For me, Naseem Hamed sprang to mind watching events unfold in the early hours of this Sunday morning. A precendent for how age, arrogance, fame and forces from the outside affect a modern professional fighter.
I covered Prince Naseem’s era. I’ve covered McGregor’s rise and rise in detail and there are similarities. Characters like this are engaging and fascinating. They climb so high, have huge gifts and genius, but eventually they must fall, either through themselves, or the rise of others.
How much time did McGregor let slip by, physically, athletically, with just six fights in five years? He gained huge wealth, notably against Floyd Mayweather (an estimated $120 million) but it may have cost him in the cage. Time waits for no man, and never a fighter. And even if McGregor turned up a little more humble than usual, he still arrived with the accoutrement of a billionaire’s yacht.

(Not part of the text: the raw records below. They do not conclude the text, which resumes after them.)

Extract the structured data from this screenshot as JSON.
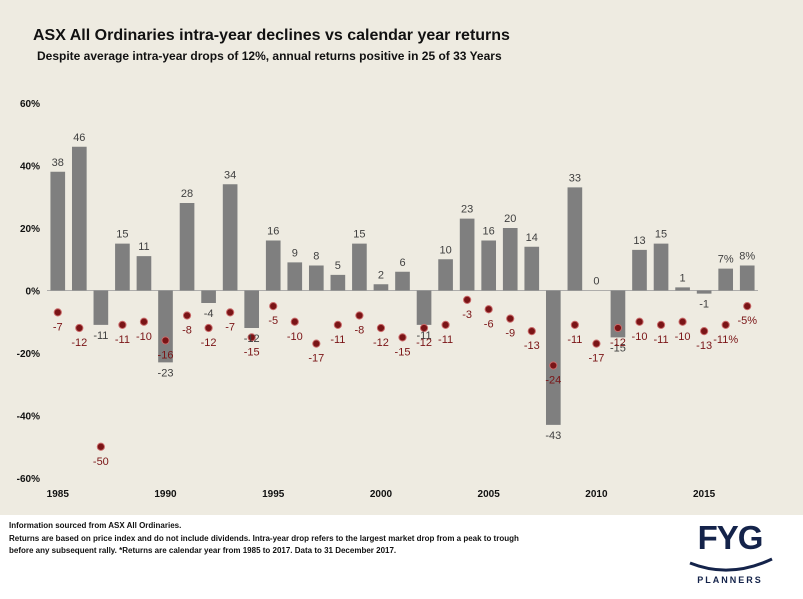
{
  "colors": {
    "bar": "#7f7f7f",
    "dot": "#7a1416",
    "dot_outline": "#c96a6a",
    "bar_label": "#404040",
    "dot_label": "#7a1416",
    "brand": "#14234a"
  },
  "footer": {
    "line1": "Information sourced from ASX All Ordinaries.",
    "line2": "Returns are based on price index and do not include dividends. Intra-year drop refers to the largest market drop from a peak to trough",
    "line3": "before any subsequent rally. *Returns are calendar year from 1985 to 2017. Data to 31 December 2017."
  },
  "logo": {
    "text": "FYG",
    "subtext": "PLANNERS"
  },
  "chart_data": {
    "type": "bar",
    "title": "ASX All Ordinaries intra-year declines vs calendar year returns",
    "subtitle": "Despite average intra-year drops of 12%, annual returns positive in 25 of 33 Years",
    "ylim": [
      -60,
      60
    ],
    "yticks": [
      60,
      40,
      20,
      0,
      -20,
      -40,
      -60
    ],
    "ytick_labels": [
      "60%",
      "40%",
      "20%",
      "0%",
      "-20%",
      "-40%",
      "-60%"
    ],
    "xticks": [
      1985,
      1990,
      1995,
      2000,
      2005,
      2010,
      2015
    ],
    "xtick_labels": [
      "1985",
      "1990",
      "1995",
      "2000",
      "2005",
      "2010",
      "2015"
    ],
    "years": [
      1985,
      1986,
      1987,
      1988,
      1989,
      1990,
      1991,
      1992,
      1993,
      1994,
      1995,
      1996,
      1997,
      1998,
      1999,
      2000,
      2001,
      2002,
      2003,
      2004,
      2005,
      2006,
      2007,
      2008,
      2009,
      2010,
      2011,
      2012,
      2013,
      2014,
      2015,
      2016,
      2017
    ],
    "series": [
      {
        "name": "Calendar year return",
        "values": [
          38,
          46,
          -11,
          15,
          11,
          -23,
          28,
          -4,
          34,
          -12,
          16,
          9,
          8,
          5,
          15,
          2,
          6,
          -11,
          10,
          23,
          16,
          20,
          14,
          -43,
          33,
          0,
          -15,
          13,
          15,
          1,
          -1,
          7,
          8
        ],
        "labels": [
          "38",
          "46",
          "-11",
          "15",
          "11",
          "-23",
          "28",
          "-4",
          "34",
          "-12",
          "16",
          "9",
          "8",
          "5",
          "15",
          "2",
          "6",
          "-11",
          "10",
          "23",
          "16",
          "20",
          "14",
          "-43",
          "33",
          "0",
          "-15",
          "13",
          "15",
          "1",
          "-1",
          "7%",
          "8%"
        ]
      },
      {
        "name": "Intra-year decline",
        "values": [
          -7,
          -12,
          -50,
          -11,
          -10,
          -16,
          -8,
          -12,
          -7,
          -15,
          -5,
          -10,
          -17,
          -11,
          -8,
          -12,
          -15,
          -12,
          -11,
          -3,
          -6,
          -9,
          -13,
          -24,
          -11,
          -17,
          -12,
          -10,
          -11,
          -10,
          -13,
          -11,
          -5
        ],
        "labels": [
          "-7",
          "-12",
          "-50",
          "-11",
          "-10",
          "-16",
          "-8",
          "-12",
          "-7",
          "-15",
          "-5",
          "-10",
          "-17",
          "-11",
          "-8",
          "-12",
          "-15",
          "-12",
          "-11",
          "-3",
          "-6",
          "-9",
          "-13",
          "-24",
          "-11",
          "-17",
          "-12",
          "-10",
          "-11",
          "-10",
          "-13",
          "-11%",
          "-5%"
        ]
      }
    ]
  }
}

“Inactivity,” was the salient word from ‘Mystic Mac’ in his post-fight interview with Jon Anik. That inactivity is his own problem. It would be no surprise if the huge riches McGregor has amassed have blunted the hunger he had when he was a young warrior, an out-of-work apprentic plumber, taking the sport by storm.
“The Notorious One” had not fought since his 40-second demolition of Donald Cerrone last January, hailed as a performance fit for a returning king, but he couldn’t blast through Poirier with his famed left hand and kicks. He looked older, slower, one dimensional even, despite a positive first round.

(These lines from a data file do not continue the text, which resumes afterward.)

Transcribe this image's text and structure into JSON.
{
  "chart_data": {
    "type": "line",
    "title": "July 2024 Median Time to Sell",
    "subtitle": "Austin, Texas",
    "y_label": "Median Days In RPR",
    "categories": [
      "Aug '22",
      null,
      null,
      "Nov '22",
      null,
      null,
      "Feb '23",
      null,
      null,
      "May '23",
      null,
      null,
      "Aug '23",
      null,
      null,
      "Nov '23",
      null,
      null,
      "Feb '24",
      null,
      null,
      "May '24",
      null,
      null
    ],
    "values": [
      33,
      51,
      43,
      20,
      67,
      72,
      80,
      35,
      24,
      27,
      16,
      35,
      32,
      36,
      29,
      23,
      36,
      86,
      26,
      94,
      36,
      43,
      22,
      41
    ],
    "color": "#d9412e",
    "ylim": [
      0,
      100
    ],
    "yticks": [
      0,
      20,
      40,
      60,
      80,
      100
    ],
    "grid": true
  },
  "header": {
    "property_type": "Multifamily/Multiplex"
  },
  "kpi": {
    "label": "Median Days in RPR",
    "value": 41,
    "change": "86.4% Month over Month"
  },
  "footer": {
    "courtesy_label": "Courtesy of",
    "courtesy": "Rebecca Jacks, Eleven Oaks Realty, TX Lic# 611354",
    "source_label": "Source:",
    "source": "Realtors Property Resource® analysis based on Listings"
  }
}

McGregor himself was gracious in defeat and took nothing away from his opponent. He has always espoused martial artistry after fights. Here was his honesty. “You know, it is hard to overcome inactivity over long periods of time. That’s just it. The leg kicks were good, the calf kick was very good, the leg was dead and then I just wasn’t as comfortable as I needed to be.
“If you put in the time in here, you are going to get cosy in here and that’s it. I’ll have to dust it off and come back and that is what I will do.”
McGregor has come back from a similar humbling defeat to Nate Diaz, defeating him in the rematch and proving that he could adapt and adopt. That was four years ago. Now 32, and having suffered the first KO or TKO of his career, his comeback this time is tougher.
As Dana White, the UFC’s president pointed out in the post-fight trauma conference: “I think it’ll make him hungrier or he’s done.”
McGregor already ranks as one of the greatest fighters in MMA, no question. Legions of his loyal fans will point to a mistake in strategy in this fight, and they may be right. McGregor looked for a blinding finish from the off. Hamed was once the same, until he ran into Marco Antonio Barrera, who dethroned him in Las Vegas 20 years ago.
The UFC, meanwhile, will look at its income and probably calculate that he remains a huge financial draw, for at least a fight or two more. On eyes and pay-per-views alone, the Irishman is the biggest star ever to fight in the UFC. He made the sport mainstream, tore through opponents verbally and mentally, like Muhammad Ali once did in boxing, and was a pioneer in every sense of the word. But times change, eras change, and to many this looks like the end of an era.
From this chair, harsh or not, it looks like a mirror of Prince Naseem, who told me several years ago that there is only one modern fighter who reminds him of himself: McGregor.